S'enchaînant aussitôt, Serufoma ajouta, forçant Kaetsa à parler à la hâte.
« M-mais moi non plus, je n'ai fait qu'essayer de jeter du noma dans une poêle en fer huilée, je ne peux rien affirmer. Comme je l'ai jeté tel quel, je ne saurais imaginer le résultat s'il était traité en panure. … C'est ce qu'elle dit. »
« Je vois. Serufoma aussi cherchait comment utiliser le noma. »
« O-oui. Mais l'idée d'en faire une panure ne m'est pas venue. Rattrapée par en quelques jours, je me sens misérable. … C'est ce qu'elle dit. »
Serufoma, le disant, plissa légèrement les yeux en me fixant. C'était sans doute une manifestation de rivalité. De la part de Serufoma, qui excelle à cacher son for intérieur, une rare expression de volonté.
« J'ai juste cité les utilisations de la farine de tchatcu, semblable au noma. Rien d'admirable. »

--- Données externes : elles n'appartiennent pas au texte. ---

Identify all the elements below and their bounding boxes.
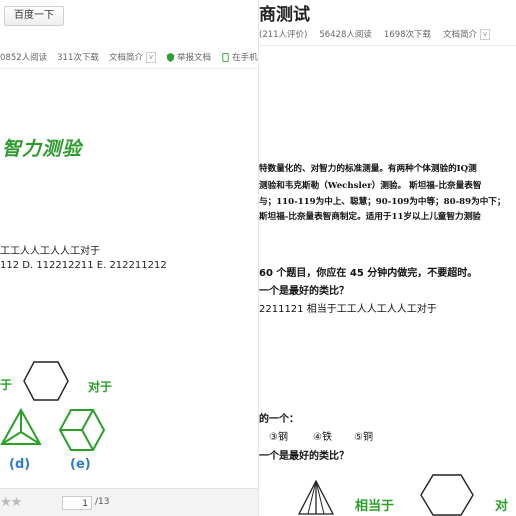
figure-text-duiyu: 对于 (88, 380, 113, 394)
document-title: 智力测验 (2, 138, 83, 160)
hexagon-figure (23, 361, 69, 401)
chevron-down-icon: v (480, 28, 491, 40)
right-document-pane: 商测试 (211人评价) 56428人阅读 1698次下载 文档简介 v 特数量化… (258, 0, 516, 516)
option-4: ④铁 (313, 432, 332, 443)
left-document-pane: 百度一下 0852人阅读 311次下载 文档简介v 举报文档 在手机打开 智力测… (0, 0, 258, 516)
answer-options-line: 112 D. 112212211 E. 212211212 (0, 260, 167, 271)
document-stats-bar: (211人评价) 56428人阅读 1698次下载 文档简介 v (259, 23, 516, 46)
scanned-text-line: 斯坦福-比奈量表智商制定。适用于11岁以上儿童智力测验 (259, 212, 481, 222)
baidu-search-button[interactable]: 百度一下 (4, 6, 64, 26)
triangle-option-figure (0, 408, 42, 445)
document-title: 商测试 (259, 5, 310, 25)
rating-count: (211人评价) (259, 30, 308, 40)
question-best-analogy-2: 一个是最好的类比？ (259, 451, 349, 462)
doc-intro-label: 文档简介 (108, 53, 143, 63)
read-count: 56428人阅读 (319, 30, 372, 40)
rating-stars[interactable]: ★★ (0, 495, 22, 510)
figure-text-yu: 于 (0, 378, 13, 392)
instruction-line: 60 个题目，你应在 45 分钟内做完，不要超时。 (259, 268, 478, 279)
question-which-one: 的一个： (259, 414, 299, 425)
open-on-phone-label: 在手机打开 (232, 53, 258, 63)
option-e-label: (e) (70, 457, 91, 472)
scanned-text-line: 特数量化的、对智力的标准测量。有两种个体测验的IQ测 (259, 164, 477, 174)
option-3: ③钢 (269, 432, 288, 443)
shield-icon (166, 52, 175, 62)
doc-intro-dropdown[interactable]: 文档简介 v (443, 28, 491, 40)
option-d-label: (d) (9, 457, 31, 472)
document-footer-bar: ★★ 1 /13 (0, 488, 258, 516)
chevron-down-icon: v (145, 51, 157, 63)
download-count: 311次下载 (57, 53, 99, 63)
cube-option-figure (58, 409, 106, 451)
read-count: 0852人阅读 (0, 53, 48, 63)
phone-icon (222, 52, 229, 62)
page-total: /13 (95, 497, 110, 507)
report-doc-link[interactable]: 举报文档 (166, 51, 211, 63)
doc-intro-label: 文档简介 (443, 30, 478, 40)
option-5: ⑤铜 (354, 432, 373, 443)
open-on-phone-link[interactable]: 在手机打开 (221, 51, 258, 63)
download-count: 1698次下载 (383, 30, 432, 40)
figure-text-duiyu: 对于 (495, 499, 509, 514)
figure-text-xiangdangyu: 相当于 (355, 499, 395, 514)
question-text-line: 工工人人工人人工对于 (0, 246, 100, 257)
page-number-input[interactable]: 1 (62, 496, 92, 510)
analogy-question-line: 2211121 相当于工工人人工人人工对于 (259, 304, 437, 315)
document-stats-bar: 0852人阅读 311次下载 文档简介v 举报文档 在手机打开 (0, 46, 258, 69)
doc-intro-dropdown[interactable]: 文档简介 v (108, 51, 157, 63)
scanned-text-line: 与；110-119为中上、聪慧；90-109为中等；80-89为中下； (259, 197, 506, 207)
scanned-text-line: 测验和韦克斯勒（Wechsler）测验。 斯坦福-比奈量表智 (259, 181, 482, 191)
question-best-analogy: 一个是最好的类比？ (259, 286, 349, 297)
triangle-figure (297, 479, 335, 515)
hexagon-figure (420, 474, 474, 516)
report-doc-label: 举报文档 (177, 53, 212, 63)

« N-non. est un excellent cuisinier. C'est pourquoi j'ai insisté pour recevoir votre enseignement. Je vous en prie, guidez-moi aussi aujourd'hui. … C'est ce qu'elle dit. »
Je promenai mon regard. Platika et Nicola me regardaient aussi avec la même intensité. Elles étaient venues ici portées par une ardeur qui n'avait rien à envier à Reyna=Ruu. Nous devions donc, nous aussi, les prendre au sérieux.